Below is a simplified recipe I use when making this dish. Original is available at Food52 

Essential Ingredients:

  • 1 bunch greens, about 10 cups loosely packed
  • 1 cup breadcrumbs (gluten free works too)
  • 1 or 2 eggs (I have made this with flax eggs as well!)
  • Oil for frying
  • Salt, to taste

Optional Ingredients:

  • a few cloves of garlic, chopped
  • 1 small yellow onion, diced
  • 1 tablespoon cumin powder or seeds
  • 1/4 cup crumbled feta or other crumbly cheese
  1. Heat a large skillet over medium-low heat and add the oil, onion (if using), and salt. Cook, stirring occasionally, until soft and lightly browned. Add any spices (garlic, cumin, paprika) and mix for 30 second. 
  2. Add greens to pan and sauté for a minute or two, until they have wilted. Take off heat. Turn the mixture into a large bowl.
  3. Let greens cool for five minutes, then add the breadcrumbs and cheese (if using).

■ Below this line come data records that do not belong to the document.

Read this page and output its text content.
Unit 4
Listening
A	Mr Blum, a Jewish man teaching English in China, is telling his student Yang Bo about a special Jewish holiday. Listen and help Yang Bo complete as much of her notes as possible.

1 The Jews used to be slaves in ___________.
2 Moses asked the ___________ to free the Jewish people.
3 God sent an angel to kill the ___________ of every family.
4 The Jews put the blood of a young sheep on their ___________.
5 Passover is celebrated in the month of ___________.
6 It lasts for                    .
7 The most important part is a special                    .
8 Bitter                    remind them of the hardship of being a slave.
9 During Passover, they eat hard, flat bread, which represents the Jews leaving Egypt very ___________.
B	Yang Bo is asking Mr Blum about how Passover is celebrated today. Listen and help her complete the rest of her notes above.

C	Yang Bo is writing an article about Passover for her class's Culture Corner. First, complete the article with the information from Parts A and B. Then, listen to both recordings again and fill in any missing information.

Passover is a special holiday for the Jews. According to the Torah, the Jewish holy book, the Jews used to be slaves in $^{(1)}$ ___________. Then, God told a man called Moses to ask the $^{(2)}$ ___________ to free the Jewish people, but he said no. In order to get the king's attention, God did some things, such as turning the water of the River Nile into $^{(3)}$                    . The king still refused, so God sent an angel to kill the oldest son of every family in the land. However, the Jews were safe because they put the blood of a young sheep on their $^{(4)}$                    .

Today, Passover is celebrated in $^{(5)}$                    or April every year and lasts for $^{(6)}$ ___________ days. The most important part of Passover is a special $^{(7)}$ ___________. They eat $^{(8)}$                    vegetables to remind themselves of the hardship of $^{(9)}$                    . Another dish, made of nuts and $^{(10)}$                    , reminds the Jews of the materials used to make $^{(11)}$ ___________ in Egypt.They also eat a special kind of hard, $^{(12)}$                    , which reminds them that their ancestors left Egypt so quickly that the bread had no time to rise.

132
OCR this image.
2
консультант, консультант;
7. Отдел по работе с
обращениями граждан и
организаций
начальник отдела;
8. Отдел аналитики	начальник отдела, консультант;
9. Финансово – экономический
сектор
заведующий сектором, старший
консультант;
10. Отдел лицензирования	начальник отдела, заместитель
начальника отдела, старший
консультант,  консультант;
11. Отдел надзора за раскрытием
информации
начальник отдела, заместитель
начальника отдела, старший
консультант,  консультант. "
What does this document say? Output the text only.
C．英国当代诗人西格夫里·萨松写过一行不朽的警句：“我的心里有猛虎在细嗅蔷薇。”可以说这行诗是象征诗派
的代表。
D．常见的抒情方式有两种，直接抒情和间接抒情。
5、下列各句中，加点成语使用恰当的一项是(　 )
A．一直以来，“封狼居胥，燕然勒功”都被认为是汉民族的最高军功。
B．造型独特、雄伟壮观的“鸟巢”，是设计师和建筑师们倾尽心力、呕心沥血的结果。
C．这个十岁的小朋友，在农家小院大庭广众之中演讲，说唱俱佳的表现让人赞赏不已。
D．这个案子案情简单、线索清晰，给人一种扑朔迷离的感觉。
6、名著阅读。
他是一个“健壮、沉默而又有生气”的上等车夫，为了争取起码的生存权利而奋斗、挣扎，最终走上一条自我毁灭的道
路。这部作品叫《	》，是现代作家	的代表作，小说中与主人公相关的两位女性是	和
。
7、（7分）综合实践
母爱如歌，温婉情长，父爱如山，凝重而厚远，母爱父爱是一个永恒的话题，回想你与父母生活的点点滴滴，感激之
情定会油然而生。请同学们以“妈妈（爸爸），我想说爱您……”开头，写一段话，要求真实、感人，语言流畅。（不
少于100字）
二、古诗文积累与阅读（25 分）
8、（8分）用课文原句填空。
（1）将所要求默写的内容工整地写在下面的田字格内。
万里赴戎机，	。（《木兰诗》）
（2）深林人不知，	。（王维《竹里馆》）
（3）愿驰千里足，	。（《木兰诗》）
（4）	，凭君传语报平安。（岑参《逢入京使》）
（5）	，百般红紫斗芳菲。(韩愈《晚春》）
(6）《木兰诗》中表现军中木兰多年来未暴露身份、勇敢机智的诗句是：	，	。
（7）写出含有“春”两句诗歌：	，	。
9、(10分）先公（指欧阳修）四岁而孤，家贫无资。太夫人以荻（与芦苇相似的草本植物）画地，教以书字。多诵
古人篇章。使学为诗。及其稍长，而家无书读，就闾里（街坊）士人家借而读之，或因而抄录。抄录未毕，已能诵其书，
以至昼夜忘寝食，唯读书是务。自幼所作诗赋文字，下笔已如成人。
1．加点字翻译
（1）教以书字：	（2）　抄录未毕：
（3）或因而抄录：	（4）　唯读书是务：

Mix well, then taste for seasoning.
  4. Crack one egg into the bowl and mix with your hands to incorporate. Squeeze a small ball of the mixture. If it holds together, begin portioning out the remaining mixture into small balls. If it doesn't hold together, add another egg. 
  5. Heat oil in a skillet over medium-high heat. Let it get hot. Add balls to pan—they should sizzle when they hit the oil—then turn heat down to medium or medium-low. Cook until golden, about 2 minutes. Use a fork to flip the balls to the other side and cook for another 2 minutes or so. Serve immediately or at room temperature.
  6. Great with mustard, yogurt, or straight up!